One of the most common breathing patterns we see is the hyperinflated pattern. Essentially, the athlete is in a state of excessive inhalation – breathing on top of breathing – with inadequate exhalation. They just can’t get air out efficiently. This hyperinflated pattern of breathing can be asymmetric (typically see the left rib-cage flared more than the right) or symmetric (both rib cages flared) as described by the Postural Restoration Institute. While these differences are important, particularly to the physio, hyperinflation has consequences regardless of symmetry.
Taking it a step further: inhalation is to excitation and tension (sympathetic-dominance) as exhalation is to relaxation and inhibition (parasympathetic dominance). Inhalation yields excitation – why heart rate increases with inhalation and decreases with exhalation. The dominance of this fight-or-flight response is essential in short bouts of performance, but is pretty much awful if maintained for long periods of time as it prevents recovery and relaxation – both of which are important for system neutrality. As my dad always said, everything in moderation. With this hyperinflated state inhibition of muscles, particularly the extensors, is difficult and the athlete cannot get into and sustain a variety of movements because the nervous system is under constant threat. The increased pH of the blood due to decreased CO2 levels also contributes to a sensitive peripheral nervous system. No wonder people with persistent/chronic pain display this hyperinflated, stressed-out state – a threatened nervous system is often a painful one!
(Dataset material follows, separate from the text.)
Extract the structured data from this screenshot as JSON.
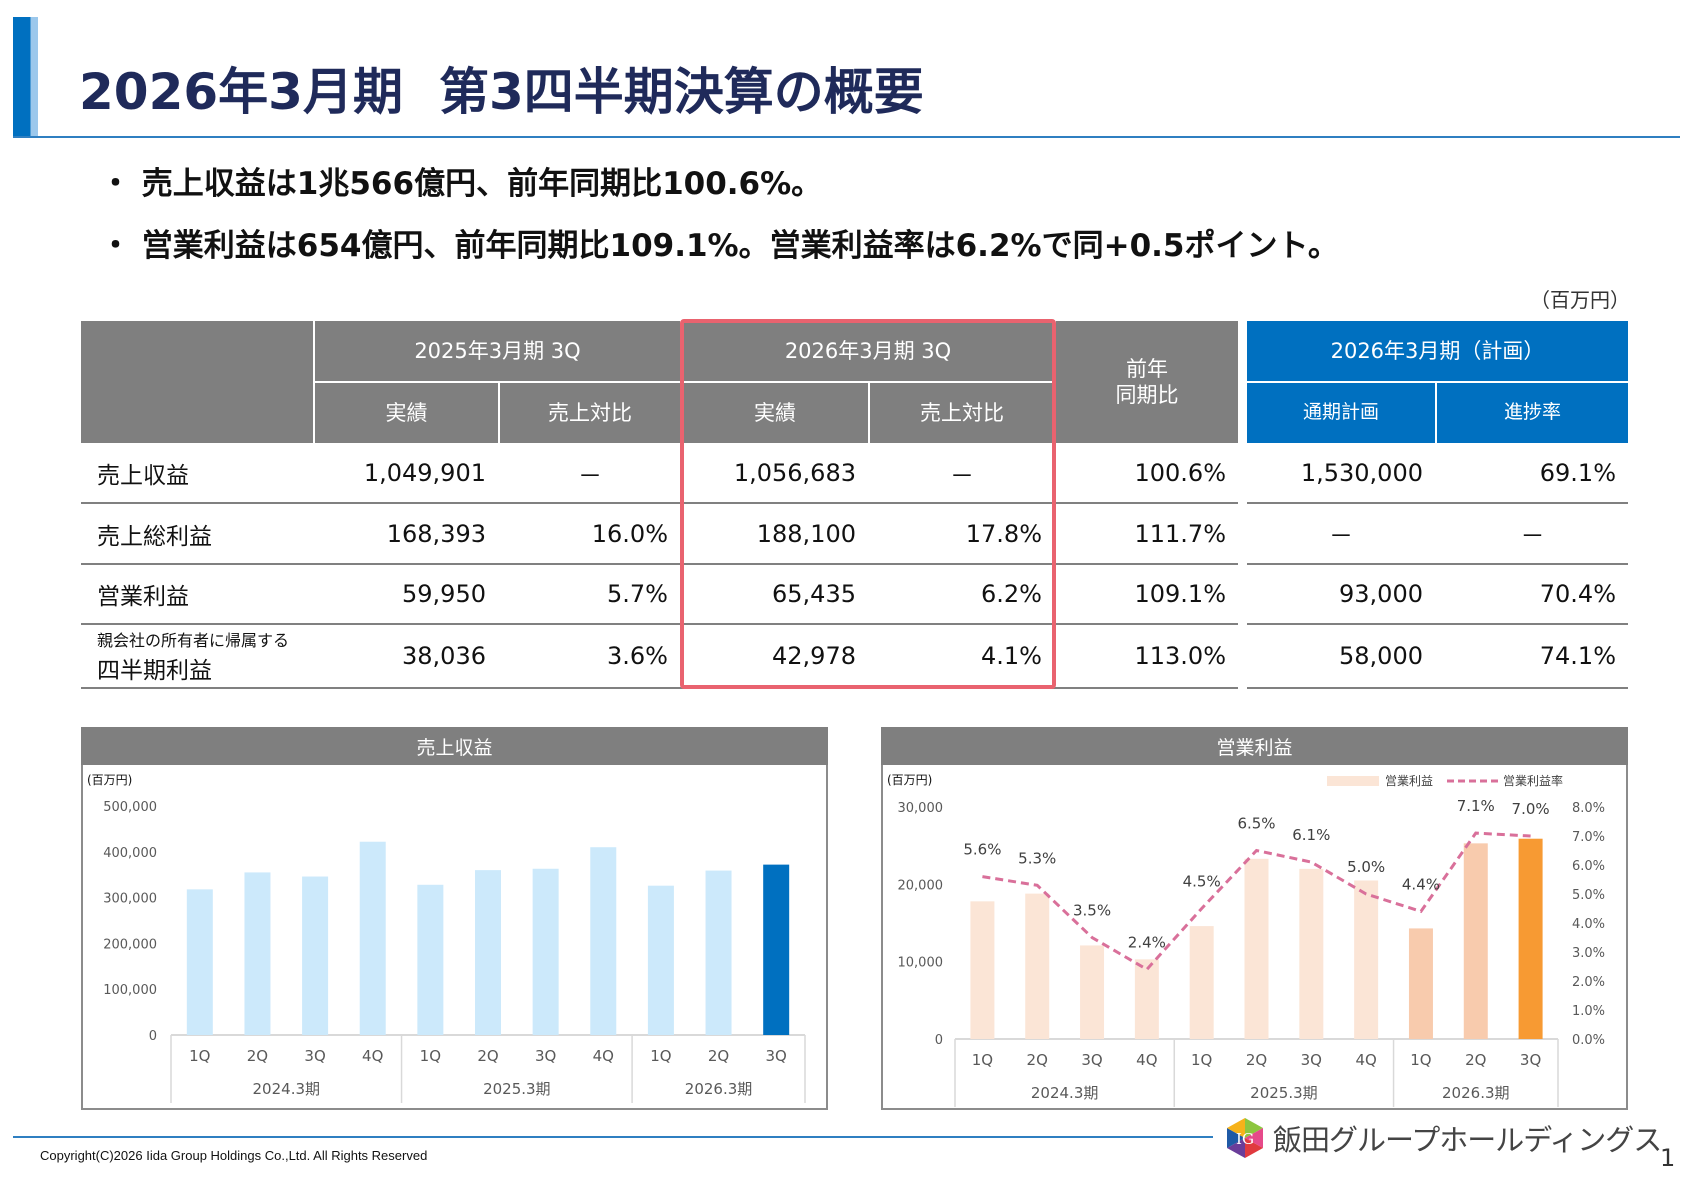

Clearly, exhalation needs to be emphasized for a balanced, efficient system. By emphasizing flexion-biased breathing patterns, the system can approach a balance. pH levels can be normalized and beneficial training effects can be realized without adding rigidity to the system. By facilitating ribcage over pelvis mechanics, the diaphragm and pelvic floor can return to their normal resting length and function allowing the diaphragm to act like the diaphragm. I think many of our barbell-based strength training systems lend us towards this hyperinflated state so some reset movements likely need to be thrown into programming.
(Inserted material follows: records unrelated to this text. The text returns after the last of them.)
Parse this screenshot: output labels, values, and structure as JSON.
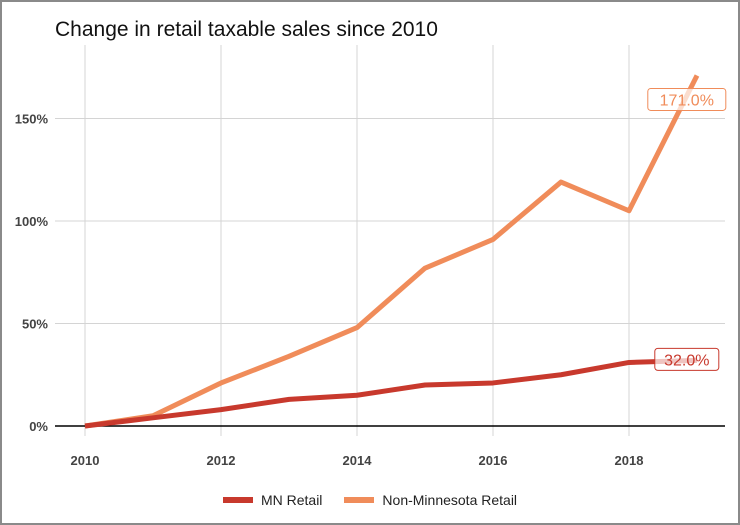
{
  "chart_data": {
    "type": "line",
    "title": "Change in retail taxable sales since 2010",
    "xlabel": "",
    "ylabel": "",
    "x": [
      2010,
      2011,
      2012,
      2013,
      2014,
      2015,
      2016,
      2017,
      2018,
      2019
    ],
    "xlim": [
      2010,
      2019.1
    ],
    "ylim": [
      -8,
      178
    ],
    "x_ticks": [
      2010,
      2012,
      2014,
      2016,
      2018
    ],
    "x_tick_labels": [
      "2010",
      "2012",
      "2014",
      "2016",
      "2018"
    ],
    "y_ticks": [
      0,
      50,
      100,
      150
    ],
    "y_tick_labels": [
      "0%",
      "50%",
      "100%",
      "150%"
    ],
    "grid": true,
    "legend_position": "bottom",
    "series": [
      {
        "name": "MN Retail",
        "color": "#c8392d",
        "values": [
          0,
          4,
          8,
          13,
          15,
          20,
          21,
          25,
          31,
          32
        ],
        "end_label": "32.0%"
      },
      {
        "name": "Non-Minnesota Retail",
        "color": "#f08c5a",
        "values": [
          0,
          5,
          21,
          34,
          48,
          77,
          91,
          119,
          105,
          171
        ],
        "end_label": "171.0%"
      }
    ]
  }
}
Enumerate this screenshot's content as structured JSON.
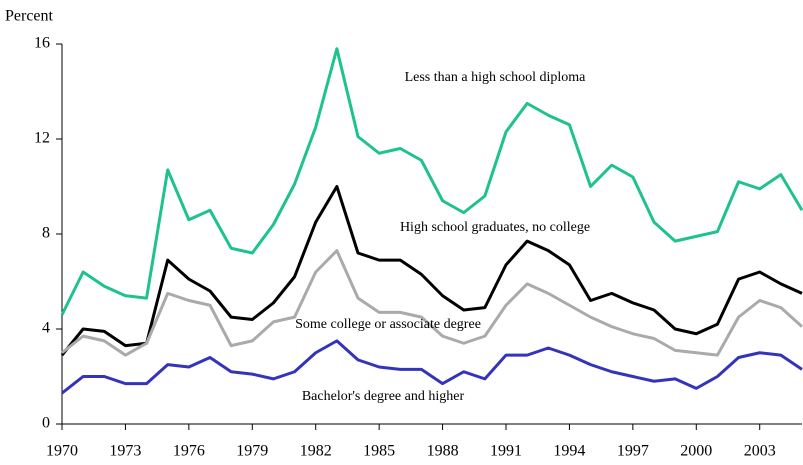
{
  "chart_data": {
    "type": "line",
    "y_label": "Percent",
    "x": [
      1970,
      1971,
      1972,
      1973,
      1974,
      1975,
      1976,
      1977,
      1978,
      1979,
      1980,
      1981,
      1982,
      1983,
      1984,
      1985,
      1986,
      1987,
      1988,
      1989,
      1990,
      1991,
      1992,
      1993,
      1994,
      1995,
      1996,
      1997,
      1998,
      1999,
      2000,
      2001,
      2002,
      2003,
      2004,
      2005
    ],
    "series": [
      {
        "name": "Less than a high school diploma",
        "color": "#1ec28f",
        "values": [
          4.6,
          6.4,
          5.8,
          5.4,
          5.3,
          10.7,
          8.6,
          9.0,
          7.4,
          7.2,
          8.4,
          10.1,
          12.5,
          15.8,
          12.1,
          11.4,
          11.6,
          11.1,
          9.4,
          8.9,
          9.6,
          12.3,
          13.5,
          13.0,
          12.6,
          10.0,
          10.9,
          10.4,
          8.5,
          7.7,
          7.9,
          8.1,
          10.2,
          9.9,
          10.5,
          9.0
        ]
      },
      {
        "name": "High school graduates, no college",
        "color": "#000000",
        "values": [
          2.9,
          4.0,
          3.9,
          3.3,
          3.4,
          6.9,
          6.1,
          5.6,
          4.5,
          4.4,
          5.1,
          6.2,
          8.5,
          10.0,
          7.2,
          6.9,
          6.9,
          6.3,
          5.4,
          4.8,
          4.9,
          6.7,
          7.7,
          7.3,
          6.7,
          5.2,
          5.5,
          5.1,
          4.8,
          4.0,
          3.8,
          4.2,
          6.1,
          6.4,
          5.9,
          5.5
        ]
      },
      {
        "name": "Some college or associate degree",
        "color": "#aaaaaa",
        "values": [
          3.0,
          3.7,
          3.5,
          2.9,
          3.4,
          5.5,
          5.2,
          5.0,
          3.3,
          3.5,
          4.3,
          4.5,
          6.4,
          7.3,
          5.3,
          4.7,
          4.7,
          4.5,
          3.7,
          3.4,
          3.7,
          5.0,
          5.9,
          5.5,
          5.0,
          4.5,
          4.1,
          3.8,
          3.6,
          3.1,
          3.0,
          2.9,
          4.5,
          5.2,
          4.9,
          4.1
        ]
      },
      {
        "name": "Bachelor's degree and higher",
        "color": "#3333bb",
        "values": [
          1.3,
          2.0,
          2.0,
          1.7,
          1.7,
          2.5,
          2.4,
          2.8,
          2.2,
          2.1,
          1.9,
          2.2,
          3.0,
          3.5,
          2.7,
          2.4,
          2.3,
          2.3,
          1.7,
          2.2,
          1.9,
          2.9,
          2.9,
          3.2,
          2.9,
          2.5,
          2.2,
          2.0,
          1.8,
          1.9,
          1.5,
          2.0,
          2.8,
          3.0,
          2.9,
          2.3
        ]
      }
    ],
    "xlim": [
      1970,
      2005
    ],
    "xticks": [
      1970,
      1973,
      1976,
      1979,
      1982,
      1985,
      1988,
      1991,
      1994,
      1997,
      2000,
      2003
    ],
    "ylim": [
      0,
      16
    ],
    "yticks": [
      0,
      4,
      8,
      12,
      16
    ]
  }
}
So what to do about this? That’s coming in a near future post but – spoiler alert – it involves forced exhalation, flexion and developmental patterns, and some recovery strategies. In the meantime here’s my earlier post on diaphragmatic breathing for recovery.
– Seth
Hi Seth!
Are there any courses you can recommend, either online or in person, to delve into breathing patterns? I’m an occupational therapist and I think this is so key with many of my clients, including the chronic pain ones you mention. Would love to learn more about it. Interesting post!
Thanks,
Tyla
Thanks for reading Tyla. I highly recommend reading Recognizing and Treating Breathing Disorders by Chaitow. Postural Restoration Institute is probably the foremost out there as far coursework with this topic – they am have some powerful techniques. I also recommend reading Kolar’s various work regarding breathing. We can also learn much from yoga and mindfulness schools’ approach to breathing. McGill and Hodges also have published a lot on this.
Hope that helps and email me if you’d like some specific resources
Thanks Seth!
Hi Seth,
Great post, I really enjoyed the read.
Quick question though. If you aren’t exhaling properly wouldn’t you decrease pH due to INCREASED levels of co2 in the blood?
In a hyperinflated state, air exchange is inefficient and CO2 is blown off more due to an increase in respiratory rate to compensate for poor exhalation capacity thus lowering PCO2 in the bloodstream. This then induces an alkaline pH (increases it) which can potentially reduce O2 delivery to tissues via Bohr effect. Over time this can lead to a reduced capacity to buffer, sensitizing the system, including the sensitive nervous system (peripheral and central).
Thanks for reading dude.
Hey Seth,
Thank you for the explanation! I did not consider ventilatory rate in this equation.
Keep up the great work.
Hi Seth,
I am a bit late commenting this article, but I have noticed the same kind of thoracic cage asymmetry in chronic smokers. Would you consider the hyperinflation described here as a possible culprit for this case? From my point of view, smoking inevitably causes disruption of normal breathing patterns.
Thanks,
Joel
Joel,
Yea absolutely. Chronic smoking invariably causes COPD which is obviously obstructive meaning that they cannot get air out. So if one cannot exhale fully they will stay inflated. This is oftentimes no different in a stress response in a non-smoker. Smoking profoundly changes the breathing pattern both mechanically and physiologically. Thanks for reading and commenting!